Thanks for the response. Ill try to be as rational as possible. I definitely have those factors in friendship with her. She probably understands me more than anyone else i know. Ive held great friendships with a few people for over 20 years that i consider family so i have a good understanding of what a good friendship is and i have that with her.
What is a shared meaning of life? Is it possible that i can be infatuated and in love with her at the same time? What i get from this relationship is happiness when im with her, someone who i can talk about anything with, someone who supports me emotionally and give me motivation to do follow and complete my goals in life. We share many of the same activities and interests which i dont have with my other close friends. We do have something very special, a connection and chemistry i know that isnt just me trying to trick myself. Theres a comfort level we share were we can freely be ourselves without any judgment from each other. She is a person id like to be a partner with. Shes has the many attributes and characteristics i want in a partner. I think an underlying issue i have is the rejection of her not giving me a chance. I do think much of my depression would go away or lesson greatly even if we had a short relationship. Idk if thats my self worth or what. But right now my confidence is low. I realize for one reason or another people just arnt attracted to another person but still it gets to me. Part of it i think is i saw her as more attractive than other women i had dated but ive been more attractive women since, another part is i dont think ive ever not been able to at least date someone i was really interested in. Sure there’s been plenty of rejections but idk if there has been when i put real effort and persistence into it. I know a lot of it is regret in not giving in to her advances the first night we hung out just by ourselves. While our drinking was probably the reason she wanted to, and i was cought off gaurd it still haunts me to this day.

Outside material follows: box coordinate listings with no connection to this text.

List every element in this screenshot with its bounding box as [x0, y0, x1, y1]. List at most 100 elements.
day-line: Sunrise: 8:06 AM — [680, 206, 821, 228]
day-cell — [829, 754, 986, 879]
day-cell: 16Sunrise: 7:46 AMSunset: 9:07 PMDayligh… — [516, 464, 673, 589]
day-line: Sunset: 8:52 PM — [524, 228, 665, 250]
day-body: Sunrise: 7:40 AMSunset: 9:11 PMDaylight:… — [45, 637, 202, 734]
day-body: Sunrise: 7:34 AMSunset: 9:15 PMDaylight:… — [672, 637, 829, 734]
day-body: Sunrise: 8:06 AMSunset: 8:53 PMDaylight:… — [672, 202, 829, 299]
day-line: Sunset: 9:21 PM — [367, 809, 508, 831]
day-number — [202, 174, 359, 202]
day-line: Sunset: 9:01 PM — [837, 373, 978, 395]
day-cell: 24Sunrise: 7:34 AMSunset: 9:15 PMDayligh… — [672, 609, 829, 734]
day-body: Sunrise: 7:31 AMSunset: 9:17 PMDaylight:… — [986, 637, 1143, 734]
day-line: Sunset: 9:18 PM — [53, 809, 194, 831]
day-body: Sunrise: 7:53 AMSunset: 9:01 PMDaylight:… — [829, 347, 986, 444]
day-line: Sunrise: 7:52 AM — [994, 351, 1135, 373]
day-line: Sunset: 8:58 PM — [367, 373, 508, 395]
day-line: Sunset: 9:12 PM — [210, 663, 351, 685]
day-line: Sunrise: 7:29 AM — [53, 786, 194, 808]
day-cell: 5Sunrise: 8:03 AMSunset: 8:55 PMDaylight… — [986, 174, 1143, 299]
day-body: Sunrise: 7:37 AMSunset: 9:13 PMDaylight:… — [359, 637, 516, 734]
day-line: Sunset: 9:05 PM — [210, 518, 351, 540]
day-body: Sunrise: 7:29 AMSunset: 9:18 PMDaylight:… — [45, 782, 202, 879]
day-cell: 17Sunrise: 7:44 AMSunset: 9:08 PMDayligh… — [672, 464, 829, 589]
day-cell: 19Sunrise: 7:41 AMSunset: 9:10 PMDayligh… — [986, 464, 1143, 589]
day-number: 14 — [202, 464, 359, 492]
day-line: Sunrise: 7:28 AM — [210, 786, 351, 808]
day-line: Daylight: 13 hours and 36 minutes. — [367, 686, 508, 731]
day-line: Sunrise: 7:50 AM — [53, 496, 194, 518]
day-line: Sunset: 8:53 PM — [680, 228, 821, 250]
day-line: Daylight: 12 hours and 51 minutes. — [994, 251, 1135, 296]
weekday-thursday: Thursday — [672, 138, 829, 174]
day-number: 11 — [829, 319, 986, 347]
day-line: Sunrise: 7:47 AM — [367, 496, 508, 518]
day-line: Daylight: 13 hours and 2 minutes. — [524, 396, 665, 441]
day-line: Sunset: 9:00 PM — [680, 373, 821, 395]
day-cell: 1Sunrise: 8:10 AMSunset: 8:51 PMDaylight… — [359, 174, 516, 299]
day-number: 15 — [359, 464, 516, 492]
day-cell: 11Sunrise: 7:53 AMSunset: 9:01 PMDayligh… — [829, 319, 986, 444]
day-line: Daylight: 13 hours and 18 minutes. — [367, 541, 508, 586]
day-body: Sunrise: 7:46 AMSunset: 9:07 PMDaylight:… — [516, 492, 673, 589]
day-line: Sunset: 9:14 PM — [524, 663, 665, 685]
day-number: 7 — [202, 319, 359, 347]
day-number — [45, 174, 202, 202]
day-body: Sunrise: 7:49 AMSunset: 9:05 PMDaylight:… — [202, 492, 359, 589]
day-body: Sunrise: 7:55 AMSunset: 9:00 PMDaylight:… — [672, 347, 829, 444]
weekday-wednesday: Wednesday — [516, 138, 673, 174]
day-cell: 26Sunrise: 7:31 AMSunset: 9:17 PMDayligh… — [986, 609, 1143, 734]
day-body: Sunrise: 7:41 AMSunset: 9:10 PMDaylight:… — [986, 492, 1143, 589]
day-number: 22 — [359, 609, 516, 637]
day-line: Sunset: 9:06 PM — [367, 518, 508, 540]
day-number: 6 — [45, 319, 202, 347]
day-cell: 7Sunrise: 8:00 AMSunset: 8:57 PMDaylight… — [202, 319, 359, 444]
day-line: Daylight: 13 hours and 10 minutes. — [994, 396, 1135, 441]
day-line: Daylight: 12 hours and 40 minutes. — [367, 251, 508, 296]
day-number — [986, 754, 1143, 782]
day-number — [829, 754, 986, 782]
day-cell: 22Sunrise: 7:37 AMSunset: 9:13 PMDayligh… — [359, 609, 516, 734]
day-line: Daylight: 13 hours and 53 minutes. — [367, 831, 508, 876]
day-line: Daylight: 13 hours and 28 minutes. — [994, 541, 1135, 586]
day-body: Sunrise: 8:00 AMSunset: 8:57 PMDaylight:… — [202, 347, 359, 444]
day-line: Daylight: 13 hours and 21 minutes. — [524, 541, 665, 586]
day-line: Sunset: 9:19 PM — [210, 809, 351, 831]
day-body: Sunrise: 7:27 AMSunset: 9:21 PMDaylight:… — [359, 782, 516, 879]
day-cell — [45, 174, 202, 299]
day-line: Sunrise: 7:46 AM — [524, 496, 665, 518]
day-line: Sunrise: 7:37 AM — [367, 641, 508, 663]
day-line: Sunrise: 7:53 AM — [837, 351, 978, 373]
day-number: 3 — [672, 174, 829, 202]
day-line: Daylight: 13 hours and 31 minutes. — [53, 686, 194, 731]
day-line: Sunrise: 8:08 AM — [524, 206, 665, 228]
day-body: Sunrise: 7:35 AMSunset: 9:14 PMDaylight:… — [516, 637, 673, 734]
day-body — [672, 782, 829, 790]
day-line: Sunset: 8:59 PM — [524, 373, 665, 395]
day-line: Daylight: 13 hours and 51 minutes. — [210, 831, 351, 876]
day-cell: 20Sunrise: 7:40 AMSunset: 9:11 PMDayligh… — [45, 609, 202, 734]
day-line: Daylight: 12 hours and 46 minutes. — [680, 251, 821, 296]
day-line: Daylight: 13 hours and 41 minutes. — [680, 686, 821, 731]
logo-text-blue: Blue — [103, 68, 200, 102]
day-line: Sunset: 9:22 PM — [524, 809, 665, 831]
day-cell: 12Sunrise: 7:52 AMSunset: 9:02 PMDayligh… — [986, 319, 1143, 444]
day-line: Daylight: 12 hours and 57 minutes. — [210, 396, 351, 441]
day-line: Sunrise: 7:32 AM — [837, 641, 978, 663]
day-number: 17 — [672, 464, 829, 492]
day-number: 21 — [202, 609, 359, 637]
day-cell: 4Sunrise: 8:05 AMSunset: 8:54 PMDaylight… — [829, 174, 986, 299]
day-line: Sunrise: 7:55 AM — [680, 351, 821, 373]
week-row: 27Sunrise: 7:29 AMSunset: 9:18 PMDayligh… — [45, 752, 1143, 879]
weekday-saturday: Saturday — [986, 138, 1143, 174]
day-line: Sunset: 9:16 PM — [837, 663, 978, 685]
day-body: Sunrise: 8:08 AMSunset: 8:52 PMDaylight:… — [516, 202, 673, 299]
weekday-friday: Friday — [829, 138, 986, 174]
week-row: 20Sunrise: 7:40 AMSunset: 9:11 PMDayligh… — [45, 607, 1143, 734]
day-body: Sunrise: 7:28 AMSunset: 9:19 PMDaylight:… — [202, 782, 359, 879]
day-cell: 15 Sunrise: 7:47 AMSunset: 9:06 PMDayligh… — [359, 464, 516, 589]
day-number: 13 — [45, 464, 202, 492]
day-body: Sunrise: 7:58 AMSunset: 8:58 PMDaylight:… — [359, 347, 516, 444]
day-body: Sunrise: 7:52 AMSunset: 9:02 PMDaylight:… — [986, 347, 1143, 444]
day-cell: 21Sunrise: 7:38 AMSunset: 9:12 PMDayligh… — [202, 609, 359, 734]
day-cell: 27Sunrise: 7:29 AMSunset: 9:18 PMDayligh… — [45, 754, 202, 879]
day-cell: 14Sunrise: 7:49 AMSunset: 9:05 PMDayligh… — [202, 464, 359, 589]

its not like i consciously kept on wishing and hoping we would end up together. Maybe i kept that at bay or pushed it down and now its surfacing. Only very very rarely id imagine it all working out for a few minutes, have a laugh and then go on as usual. I really thought that just knowing she loved me, be as it in only a friend, that would be enough.
I dont think i can let go of this relationship. While i am in love/infatuated with her, i do love her as a friend. shes been the closest friend in many ways for years now and i just could not do it. At the same time i think my depression is a reality check and i know something needs to be done. Im supposed to see her in a week or two and not sure how to best approach this yet. Shes always had a way of comforting me when we talked about us but idk this time. Theres a duality in my head going back and forth which both seem they could be true. I know i have some wishful thinking in me but in the past that kind of thinking has beenmade a reality in the past. Im also sure i have some self esteem issues that are causing me to think right now she doesnt care for me as much as i know she does.
I tend to think in black and white which is no good. Part of me thinks im finally facing reality, another part thinks i snowballed this negative feelings into something much more which has happened in the past and is a tendency i can have. Thanks again for your response, i tried to be objectionable as i can.